For the past five months, the UniteBoston Reps have been engaging in various activities to listen and learn from their communities. These next four weeks, each rep will be writing a brief blog to share their findings with the Greater Boston Christian community.
We dream of having every community in Boston connected with a UB Rep! UB Rep Cohorts begin in October and extend to May. If you’re interested in being a UB Rep in your community, email Kelly Steinhaus, firstname.lastname@example.org
Harvard Square: There’s No Place Like Home
by Kelly Steinhaus
Cambridge has been my home community for almost six years now, and I’m coming to understand that in many ways, the Cambridge community is like a brick. 29% of Cambridge is enrolled in college (1), whose campuses are characterized by red brick buildings. In Cambridge, a person’s tends to be defined by the letters after their name, and, like a brick I’ve found many people in Cambridge to have a hard outer shell. Yet, I’ve also found that, once people trust you, people in Cambridge will open up and become some of the most loyal friends you could ever hope to have.
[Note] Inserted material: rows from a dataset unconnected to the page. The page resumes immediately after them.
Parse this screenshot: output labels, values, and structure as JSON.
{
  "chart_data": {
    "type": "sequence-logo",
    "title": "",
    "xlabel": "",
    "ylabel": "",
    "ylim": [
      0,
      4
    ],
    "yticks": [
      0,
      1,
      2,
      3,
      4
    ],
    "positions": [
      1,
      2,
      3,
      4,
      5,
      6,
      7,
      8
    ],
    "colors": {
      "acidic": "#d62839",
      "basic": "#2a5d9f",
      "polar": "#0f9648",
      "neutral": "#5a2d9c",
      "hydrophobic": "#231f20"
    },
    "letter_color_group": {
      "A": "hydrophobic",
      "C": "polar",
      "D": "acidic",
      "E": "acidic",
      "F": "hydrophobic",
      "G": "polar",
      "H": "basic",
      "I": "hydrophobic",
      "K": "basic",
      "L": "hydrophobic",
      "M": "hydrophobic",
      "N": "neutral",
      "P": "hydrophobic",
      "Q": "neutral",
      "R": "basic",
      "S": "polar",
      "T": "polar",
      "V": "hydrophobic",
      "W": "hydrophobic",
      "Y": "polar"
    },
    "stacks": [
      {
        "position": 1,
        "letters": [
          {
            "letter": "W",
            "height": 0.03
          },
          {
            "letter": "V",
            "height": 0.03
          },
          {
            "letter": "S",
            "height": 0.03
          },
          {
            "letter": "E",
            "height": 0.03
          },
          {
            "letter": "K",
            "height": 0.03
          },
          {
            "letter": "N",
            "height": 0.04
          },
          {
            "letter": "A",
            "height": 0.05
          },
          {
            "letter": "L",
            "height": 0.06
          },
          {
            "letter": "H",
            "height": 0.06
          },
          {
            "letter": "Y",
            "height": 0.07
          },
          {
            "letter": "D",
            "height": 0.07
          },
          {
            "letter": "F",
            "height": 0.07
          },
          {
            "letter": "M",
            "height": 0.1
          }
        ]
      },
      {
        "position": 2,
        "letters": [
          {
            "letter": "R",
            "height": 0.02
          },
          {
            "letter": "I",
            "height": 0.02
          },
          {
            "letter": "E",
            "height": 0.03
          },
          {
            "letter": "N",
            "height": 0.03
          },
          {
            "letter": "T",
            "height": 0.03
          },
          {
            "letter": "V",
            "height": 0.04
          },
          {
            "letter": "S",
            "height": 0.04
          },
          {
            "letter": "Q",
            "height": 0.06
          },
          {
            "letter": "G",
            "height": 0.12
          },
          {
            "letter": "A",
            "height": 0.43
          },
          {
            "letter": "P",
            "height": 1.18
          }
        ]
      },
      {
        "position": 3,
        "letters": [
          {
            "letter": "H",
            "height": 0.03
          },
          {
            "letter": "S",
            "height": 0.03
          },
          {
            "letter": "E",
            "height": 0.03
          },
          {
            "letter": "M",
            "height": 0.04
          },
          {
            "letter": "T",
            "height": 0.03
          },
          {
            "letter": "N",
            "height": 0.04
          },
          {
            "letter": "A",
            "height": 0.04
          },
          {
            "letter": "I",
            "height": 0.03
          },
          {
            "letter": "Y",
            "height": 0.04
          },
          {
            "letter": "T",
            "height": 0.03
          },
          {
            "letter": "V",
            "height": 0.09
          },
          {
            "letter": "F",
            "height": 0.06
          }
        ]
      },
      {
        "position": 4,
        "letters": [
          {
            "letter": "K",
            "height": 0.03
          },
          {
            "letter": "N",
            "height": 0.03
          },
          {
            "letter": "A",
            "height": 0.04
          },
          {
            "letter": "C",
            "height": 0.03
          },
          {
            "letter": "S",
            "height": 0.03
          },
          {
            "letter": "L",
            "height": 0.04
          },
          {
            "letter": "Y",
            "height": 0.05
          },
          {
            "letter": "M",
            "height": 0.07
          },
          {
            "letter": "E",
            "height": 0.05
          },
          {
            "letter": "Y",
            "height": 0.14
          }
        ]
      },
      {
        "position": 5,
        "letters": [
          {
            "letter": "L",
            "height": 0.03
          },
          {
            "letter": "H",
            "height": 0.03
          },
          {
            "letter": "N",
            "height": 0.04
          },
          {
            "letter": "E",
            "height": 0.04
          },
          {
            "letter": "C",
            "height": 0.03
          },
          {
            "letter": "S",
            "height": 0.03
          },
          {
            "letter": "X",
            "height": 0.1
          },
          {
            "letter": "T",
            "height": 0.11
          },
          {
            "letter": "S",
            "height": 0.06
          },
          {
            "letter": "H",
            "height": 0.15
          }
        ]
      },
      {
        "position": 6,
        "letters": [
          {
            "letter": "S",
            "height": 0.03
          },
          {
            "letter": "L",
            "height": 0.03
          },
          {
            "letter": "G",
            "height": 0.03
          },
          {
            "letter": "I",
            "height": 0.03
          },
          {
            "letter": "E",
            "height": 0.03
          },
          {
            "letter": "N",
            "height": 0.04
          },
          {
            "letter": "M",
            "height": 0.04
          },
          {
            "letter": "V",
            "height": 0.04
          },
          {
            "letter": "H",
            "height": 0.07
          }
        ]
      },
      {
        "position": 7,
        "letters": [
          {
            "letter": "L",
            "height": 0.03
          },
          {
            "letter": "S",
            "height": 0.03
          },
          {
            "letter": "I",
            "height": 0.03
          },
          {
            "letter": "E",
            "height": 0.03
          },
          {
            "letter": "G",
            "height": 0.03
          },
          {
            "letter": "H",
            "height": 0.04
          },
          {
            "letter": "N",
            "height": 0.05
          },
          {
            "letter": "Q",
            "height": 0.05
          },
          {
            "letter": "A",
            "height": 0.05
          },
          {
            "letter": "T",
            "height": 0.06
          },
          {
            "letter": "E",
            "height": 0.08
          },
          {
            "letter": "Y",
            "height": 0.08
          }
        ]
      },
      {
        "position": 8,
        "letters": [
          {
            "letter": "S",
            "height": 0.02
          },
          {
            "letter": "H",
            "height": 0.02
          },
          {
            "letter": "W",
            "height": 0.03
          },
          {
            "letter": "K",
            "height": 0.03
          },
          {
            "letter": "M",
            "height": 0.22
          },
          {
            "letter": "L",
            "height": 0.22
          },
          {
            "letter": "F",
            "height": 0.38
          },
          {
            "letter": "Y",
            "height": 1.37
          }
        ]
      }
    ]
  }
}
For many, a brick is also symbolic of “home,” which many people in Cambridge do not have. On one night in 2013, it was determined that 537 persons in Cambridge were homeless (2). Anyone who walks around Harvard Square will notice friends young and old who are living on the street. In fact, Tom Magliozzi said that “Harvard Square is the bum capital of the world.” (3)
Over the past few months as a UB Rep, I’ve become stirred by this issue and am seeking the answer to one question – What would it look like for the churches to come together to serve people who are experiencing homelessness?
As I began researching, I realized that what we don’t need is another soup kitchen. Lunch is served every day in three locations in Cambridge, with 12 dinner meals throughout the week – and this is only the beginning of the abundance of resources available. So what should be done?
I interviewed three people with this question, and found one common thread: What people experiencing homelessness need most is a friend. Tim & Alice Colegrove serve as friends and advocates of homeless youth in Harvard Square, emphasized that “We need a shift in our attitude from charity to mutuality. The church doesn’t need to provide services, they need to build relationships.” Similarly, Alex Grant from Hope Fellowship Church said that while we can’t eliminate homelessness, we can have a change of heart where we look at those we pass during the week and desire to help them.
I also had the opportunity to interview Stephanie Akert, Cambridge’s Director of the Multi-Service Center for the Homeless. From her perspective, one of the biggest needs is to help people transition to permanent housing. We brainstormed ideas as to how churches could alleviate the loneliness that plagues many formerly homeless people who become housed. Churches could be matched with individuals and families who become housed to provide welcome baskets and walk alongside them as friends in their new community. However, the logistics of this effort would be quite difficult due to restrictions in confidentiality and the dispersal of home placements far from Cambridge.
A few friends and I did an interesting experiment a few months ago – we stood in the middle of Harvard Square with signs that read, “Free Hugs.” While many were skeptical and walked by, a few brave souls came to give us a hug. They left grinning and laughing, bringing smiles to others passing by. This momentary embrace of perfect strangers celebrated our common desire for community. (Click on the image below to watch)
The UB Reps program has helped me to see Cambridge holistically. I’m coming to understand that more than a physical home, people need a spiritual place they can call home; a community where they are loved and appreciated for who they are, not just what they do. My church (Journey Church) is officially launching to the city in September with a campaign called “Helping Others Find Their Way Home.”
You see, a brick is only significant because of what it is a part of – a larger wall, placed in alignment with many other bricks. Truly, in Cambridge, there’s no place like home.